Por Eulalia González Gonzalez*

No último estágio de nossa guerra definitiva de libertação, participaram os heroicos cubanos que arriscaram suas vidas constantemente, entre os quais uma mulher heroica, cheia de sensibilidade e "cubanidade", aquela que o povo carrega em seus corações, Celia Sánchez Manduley, a flor nativa da Revolução Cubana e que neste 9 de maio se celebra o centenário de seu nascimento.

Ela ocupa um lugar significativo na história de Cuba, como combatente e líder revolucionária, por sua lealdade ao comandante em chefe Fidel Castro Ruz e, principalmente, por sua simplicidade e amor ao povo. É considerada uma personalidade essencial da Revolução Cubana, antes e depois do triunfo revolucionário de 1º de janeiro de 1959.
Esta cubana extraordinária tornou-se uma lenda nos dias da Sierra Maestra e continuou seu incansável trabalho, muitas vezes anônimo, durante o poder revolucionário, cuja mística deixou muitos vestígios. Dizem que ela era como a justiça: humana e exigente, e uma mulher de detalhes. Hoje é comparada à mariposa – chamada no brasil de lírio-do-brejo –, a flor nacional de Cuba.

Após o triunfo da Revolução Cubana, Celia trabalhou com a mesma simplicidade e dedicação com que havia atuado durante a etapa da luta de libertação nacional. Sempre manteve contato próximo com o povo.

Celia Ester de Los Desamparados Sánchez Manduley nasceu em 9 de maio de 1920, na cidade de Media Luna, na antiga província do oriente cubano, hoje província de Granma. Frequentou o primário na escola pública Media Luna e depois continuou estudando em Manzanillo. Sua juventude foi vivida, mais tarde, na cidade de Pilón.

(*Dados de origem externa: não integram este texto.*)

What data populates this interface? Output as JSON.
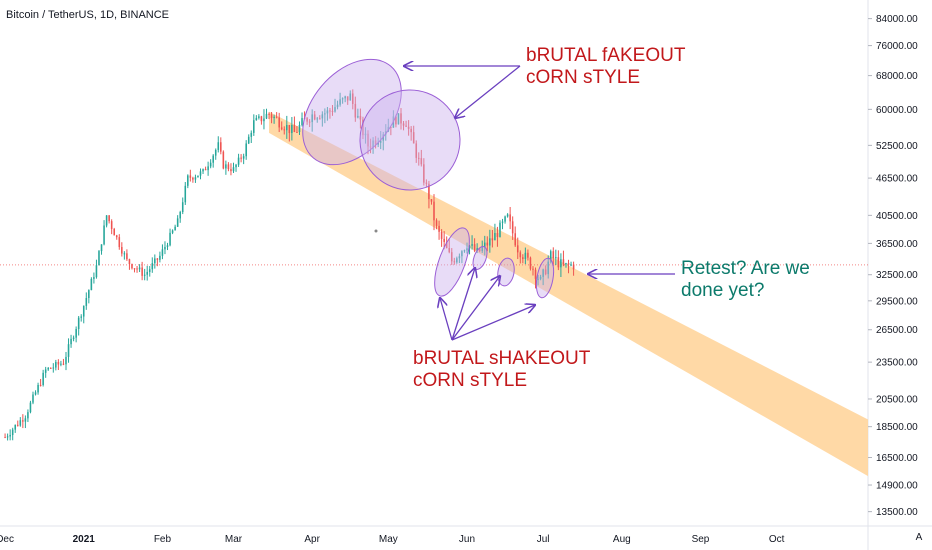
{
  "title": "Bitcoin / TetherUS, 1D, BINANCE",
  "annotations": {
    "fakeout": "bRUTAL fAKEOUT\ncORN sTYLE",
    "shakeout": "bRUTAL sHAKEOUT\ncORN sTYLE",
    "retest": "Retest? Are we\ndone yet?"
  },
  "auto_scale_label": "A",
  "colors": {
    "up": "#26a69a",
    "down": "#ef5350",
    "band": "#ffd59c",
    "annotation": "#6a3fbf",
    "ellipse_fill": "#cbb2ee",
    "ellipse_stroke": "#9b5fd6",
    "current_price_line": "#ef5350"
  },
  "chart_data": {
    "type": "candlestick",
    "title": "Bitcoin / TetherUS, 1D, BINANCE",
    "y_scale": "log",
    "ylim": [
      12800,
      90000
    ],
    "y_ticks": [
      13500,
      14900,
      16500,
      18500,
      20500,
      23500,
      26500,
      29500,
      32500,
      36500,
      40500,
      46500,
      52500,
      60000,
      68000,
      76000,
      84000
    ],
    "y_tick_labels": [
      "13500.00",
      "14900.00",
      "16500.00",
      "18500.00",
      "20500.00",
      "23500.00",
      "26500.00",
      "29500.00",
      "32500.00",
      "36500.00",
      "40500.00",
      "46500.00",
      "52500.00",
      "60000.00",
      "68000.00",
      "76000.00",
      "84000.00"
    ],
    "x_ticks": [
      "Dec",
      "2021",
      "Feb",
      "Mar",
      "Apr",
      "May",
      "Jun",
      "Jul",
      "Aug",
      "Sep",
      "Oct"
    ],
    "x_tick_days": [
      0,
      31,
      62,
      90,
      121,
      151,
      182,
      212,
      243,
      274,
      304
    ],
    "x_start_day": -2,
    "x_end_day": 340,
    "last_close": 33700,
    "prices": [
      [
        0,
        17800
      ],
      [
        8,
        19300
      ],
      [
        16,
        22800
      ],
      [
        23,
        23500
      ],
      [
        31,
        29000
      ],
      [
        36,
        33500
      ],
      [
        40,
        40500
      ],
      [
        48,
        34200
      ],
      [
        55,
        32500
      ],
      [
        61,
        34800
      ],
      [
        68,
        39500
      ],
      [
        72,
        46500
      ],
      [
        78,
        47500
      ],
      [
        84,
        52500
      ],
      [
        86,
        48800
      ],
      [
        90,
        48000
      ],
      [
        94,
        51000
      ],
      [
        98,
        57200
      ],
      [
        104,
        59000
      ],
      [
        108,
        57400
      ],
      [
        114,
        55000
      ],
      [
        118,
        57600
      ],
      [
        121,
        58800
      ],
      [
        127,
        59300
      ],
      [
        132,
        61500
      ],
      [
        136,
        63000
      ],
      [
        138,
        59500
      ],
      [
        143,
        52500
      ],
      [
        147,
        54000
      ],
      [
        150,
        56000
      ],
      [
        154,
        58000
      ],
      [
        158,
        57300
      ],
      [
        163,
        49500
      ],
      [
        167,
        43500
      ],
      [
        170,
        38500
      ],
      [
        176,
        34200
      ],
      [
        182,
        36500
      ],
      [
        186,
        35200
      ],
      [
        192,
        37100
      ],
      [
        198,
        40100
      ],
      [
        202,
        35900
      ],
      [
        207,
        33800
      ],
      [
        211,
        31700
      ],
      [
        215,
        34800
      ],
      [
        220,
        33500
      ],
      [
        224,
        33700
      ]
    ],
    "band": {
      "upper": [
        [
          104,
          59500
        ],
        [
          340,
          19000
        ]
      ],
      "lower": [
        [
          104,
          55000
        ],
        [
          340,
          15400
        ]
      ]
    }
  }
}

Recebeu uma educação livre de dogmatismos religiosos e de qualquer outro tipo de convenções e preconceitos. Seu pai tinha muito a ver com isso. Homem de ideias liberais e avançadas, Manuel Sánchez Silveira (1886-1958), médico rural e estomatologista, era um profundo martiano, humanista e pesquisador.

Nos últimos anos da década de 1940 e no início da década seguinte, aderiu às propostas feitas pelo líder do Partido Popular Cubano (Ortodoxo), Eduardo Chibàs, que denunciou a corrupção e a administração obscura dos líderes e funcionários do governo.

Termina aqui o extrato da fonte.